Memory Lane: Power Stone 2

By Adam Ma on October 6, 2011, 3:16PM EDT

Though I've shared many a good time across all of my systems the Dreamcast will forever hold a special place in my heart. It was the go-to console for parties at the time, between Crazy Taxi and Soul Calibur, but it was never a real gathering until Power Stone came out. A combination of hilarious characters, memorable stages, overpowered super attacks and ridiculous items, the only real issue with the game was the fact that only two players could participate at a time. That was of course until Power Stone 2 came around. Then my mind was officially blown.

Let's start with the fact that the game somehow managed to take an already quite memorable cast and then extended it even further. Being able to throw down pain with a continuously expanded roster is the staple of any fighting game, but the fact that each character was largely defined by their super attacks made things even more interesting. It's the only fighting game that's allowed players to be Goku (more or less) without having to deal with the rest of the Dragon Ball cast, while at the same time tossing in mechanics that were unique to the fighting game genre up until the arrival of Super Smash Brothers Brawl. No two characters were truly alike and the few bonuses that you could ever derive from one were easily negated by the fact that the levels themselves largely defined how victory could be accomplished.

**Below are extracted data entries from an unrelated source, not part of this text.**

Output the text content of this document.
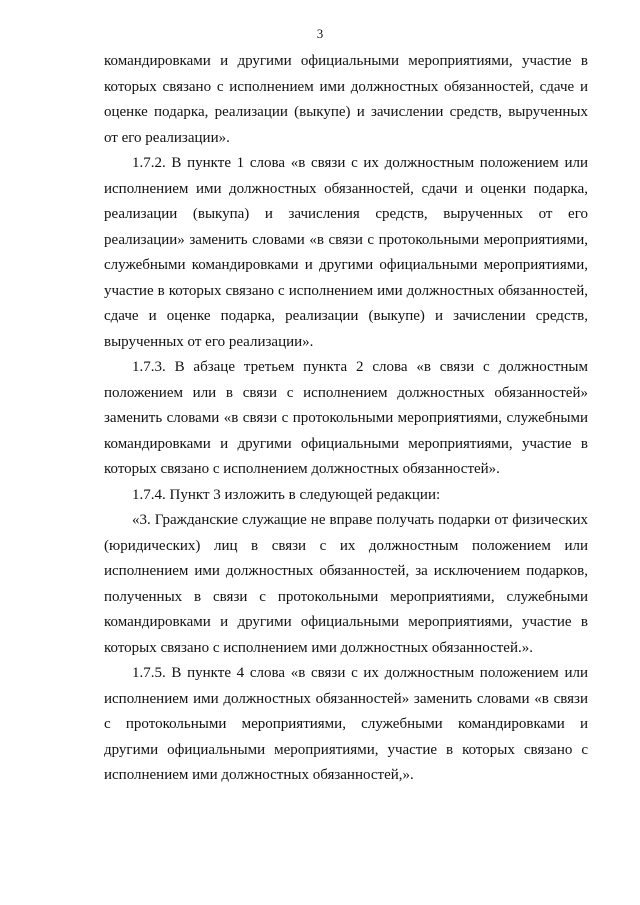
3

командировками и другими официальными мероприятиями, участие в которых связано с исполнением ими должностных обязанностей, сдаче и оценке подарка, реализации (выкупе) и зачислении средств, вырученных от его реализации».

1.7.2. В пункте 1 слова «в связи с их должностным положением или исполнением ими должностных обязанностей, сдачи и оценки подарка, реализации (выкупа) и зачисления средств, вырученных от его реализации» заменить словами «в связи с протокольными мероприятиями, служебными командировками и другими официальными мероприятиями, участие в которых связано с исполнением ими должностных обязанностей, сдаче и оценке подарка, реализации (выкупе) и зачислении средств, вырученных от его реализации».

1.7.3. В абзаце третьем пункта 2 слова «в связи с должностным положением или в связи с исполнением должностных обязанностей» заменить словами «в связи с протокольными мероприятиями, служебными командировками и другими официальными мероприятиями, участие в которых связано с исполнением должностных обязанностей».

1.7.4. Пункт 3 изложить в следующей редакции:

«3. Гражданские служащие не вправе получать подарки от физических (юридических) лиц в связи с их должностным положением или исполнением ими должностных обязанностей, за исключением подарков, полученных в связи с протокольными мероприятиями, служебными командировками и другими официальными мероприятиями, участие в которых связано с исполнением ими должностных обязанностей.».

1.7.5. В пункте 4 слова «в связи с их должностным положением или исполнением ими должностных обязанностей» заменить словами «в связи с протокольными мероприятиями, служебными командировками и другими официальными мероприятиями, участие в которых связано с исполнением ими должностных обязанностей,».
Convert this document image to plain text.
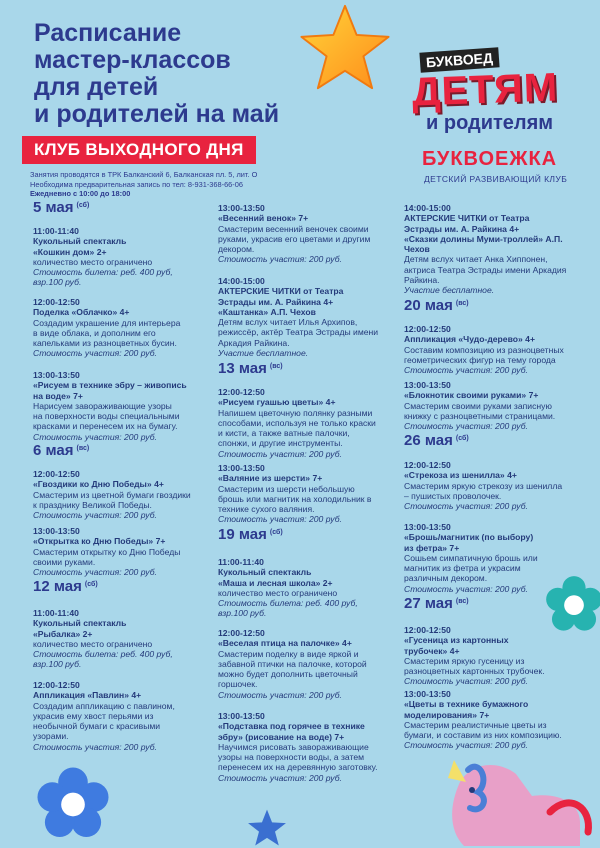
Расписание
мастер-классов
для детей
и родителей на май
КЛУБ ВЫХОДНОГО ДНЯ
Занятия проводятся в ТРК Балканский 6, Балканская пл. 5, лит. О
Необходима предварительная запись по тел: 8-931-368-66-06
Ежедневно с 10:00 до 18:00
БУКВОЕД
ДЕТЯМ
и родителям
БУКВОЕЖКА
ДЕТСКИЙ РАЗВИВАЮЩИЙ КЛУБ
5 мая $^{(сб)}$
11:00-11:40
Кукольный спектакль
«Кошкин дом» 2+
количество место ограничено
Стоимость билета: реб. 400 руб,
взр.100 руб.
12:00-12:50
Поделка «Облачко» 4+
Создадим украшение для интерьера
в виде облака, и дополним его
капельками из разноцветных бусин.
Стоимость участия: 200 руб.
13:00-13:50
«Рисуем в технике эбру – живопись
на воде» 7+
Нарисуем завораживающие узоры
на поверхности воды специальными
красками и перенесем их на бумагу.
Стоимость участия: 200 руб.
6 мая $^{(вс)}$
12:00-12:50
«Гвоздики ко Дню Победы» 4+
Смастерим из цветной бумаги гвоздики
к празднику Великой Победы.
Стоимость участия: 200 руб.
13:00-13:50
«Открытка ко Дню Победы» 7+
Смастерим открытку ко Дню Победы
своими руками.
Стоимость участия: 200 руб.
12 мая $^{(сб)}$
11:00-11:40
Кукольный спектакль
«Рыбалка» 2+
количество место ограничено
Стоимость билета: реб. 400 руб,
взр.100 руб.
12:00-12:50
Аппликация «Павлин» 4+
Создадим аппликацию с павлином,
украсив ему хвост перьями из
необычной бумаги с красивыми
узорами.
Стоимость участия: 200 руб.
13:00-13:50
«Весенний венок» 7+
Смастерим весенний веночек своими
руками, украсив его цветами и другим
декором.
Стоимость участия: 200 руб.
14:00-15:00
АКТЕРСКИЕ ЧИТКИ от Театра
Эстрады им. А. Райкина 4+
«Каштанка» А.П. Чехов
Детям вслух читает Илья Архипов,
режиссёр, актёр Театра Эстрады имени
Аркадия Райкина.
Участие бесплатное.
13 мая $^{(вс)}$
12:00-12:50
«Рисуем гуашью цветы» 4+
Напишем цветочную полянку разными
способами, используя не только краски
и кисти, а также ватные палочки,
спонжи, и другие инструменты.
Стоимость участия: 200 руб.
13:00-13:50
«Валяние из шерсти» 7+
Смастерим из шерсти небольшую
брошь или магнитик на холодильник в
технике сухого валяния.
Стоимость участия: 200 руб.
19 мая $^{(сб)}$
11:00-11:40
Кукольный спектакль
«Маша и лесная школа» 2+
количество место ограничено
Стоимость билета: реб. 400 руб,
взр.100 руб.
12:00-12:50
«Веселая птица на палочке» 4+
Смастерим поделку в виде яркой и
забавной птички на палочке, которой
можно будет дополнить цветочный
горшочек.
Стоимость участия: 200 руб.
13:00-13:50
«Подставка под горячее в технике
эбру» (рисование на воде) 7+
Научимся рисовать завораживающие
узоры на поверхности воды, а затем
перенесем их на деревянную заготовку.
Стоимость участия: 200 руб.
14:00-15:00
АКТЕРСКИЕ ЧИТКИ от Театра
Эстрады им. А. Райкина 4+
«Сказки долины Муми-троллей» А.П.
Чехов
Детям вслух читает Анка Хиппонен,
актриса Театра Эстрады имени Аркадия
Райкина.
Участие бесплатное.
20 мая $^{(вс)}$
12:00-12:50
Аппликация «Чудо-дерево» 4+
Составим композицию из разноцветных
геометрических фигур на тему города
Стоимость участия: 200 руб.
13:00-13:50
«Блокнотик своими руками» 7+
Смастерим своими руками записную
книжку с разноцветными страницами.
Стоимость участия: 200 руб.
26 мая $^{(сб)}$
12:00-12:50
«Стрекоза из шенилла» 4+
Смастерим яркую стрекозу из шенилла
– пушистых проволочек.
Стоимость участия: 200 руб.
13:00-13:50
«Брошь/магнитик (по выбору)
из фетра» 7+
Сошьем симпатичную брошь или
магнитик из фетра и украсим
различным декором.
Стоимость участия: 200 руб.
27 мая $^{(вс)}$
12:00-12:50
«Гусеница из картонных
трубочек» 4+
Смастерим яркую гусеницу из
разноцветных картонных трубочек.
Стоимость участия: 200 руб.
13:00-13:50
«Цветы в технике бумажного
моделирования» 7+
Смастерим реалистичные цветы из
бумаги, и составим из них композицию.
Стоимость участия: 200 руб.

Each stage in the game was broken down into sub sections that would eventually lead into a final level, and being prepared for the shift meant knowing when the changes were going to happen and how you could best cheat other players from taking part in them. Between falling from the sky while desperately fighting for umbrellas to slow the fall to running away from a boulder Indiana Jones style, there's not a single level in Power Stone 2 that doesn't stand out in my mind. There's even a damn aliens level that features a queen alien which attacks players after going through multiple James Cameron styled floors. It's impossible to convey how amazing this is and how disappointing that it has never happened again since.

Filled with various items that could be thrown, dodged behind, mounted or simply avoided at all costs, Power Stone 2 was an amazing blend of platform game and 3D fighter. Avoiding the constant obstacles and fighting for mini-objectives was as much a part of the gameplay as dashing after players in an attempt to steal their own items or power-ups, there was always more to do than simply focusing on attacking the other player. This became particularly important when throwing in all four players at once as a mad-dash for items would quickly turn into a chaotic struggle for survival. Being unable to control where the Power Stones themselves would land would be enough to turn the tide of most fights, but even worse was getting caught off guard by a player that no one suspected was up to anything important. Lines were drawn and constantly crossed as players would be more or less threatening depending on where they literally stood. It didn't help that the game never threw in enough items for everybody, but that was half the fun.

Power Stone 2 also featured what is a more or less dead art in today's multiplayer titles: a relevant single player mode. Playing solo would allow me to unlock new items for multiplayer on my spare time, meaning that I wasn't just wasting my time trying to unlock character colors or useless art pages. It makes me wish more games today offered incentive for single player outside of it just being there to play, games simply felt more rewarding (and easier to play through) when you were playing for actual rewards that were valuable across all game modes instead of for pretentious bragging rights.

There's no doubt in my mind that Power Stone 2 represents not only the best of the Dreamcast gaming era, but some of the most creative and engaging gameplay that gaming has to offer to date. Graphical disappointments aside the title still handles quite nicely considering its age, and I can only hope that somewhere out there in the world Capcom representatives are preparing to re-release the title on XBLA or PSN. No doubt I would feel pretty dirty tossing down cash on an obvious cash grab that will likely receive zero content updates, but it would be worth every virtual penny. The game is just that fun.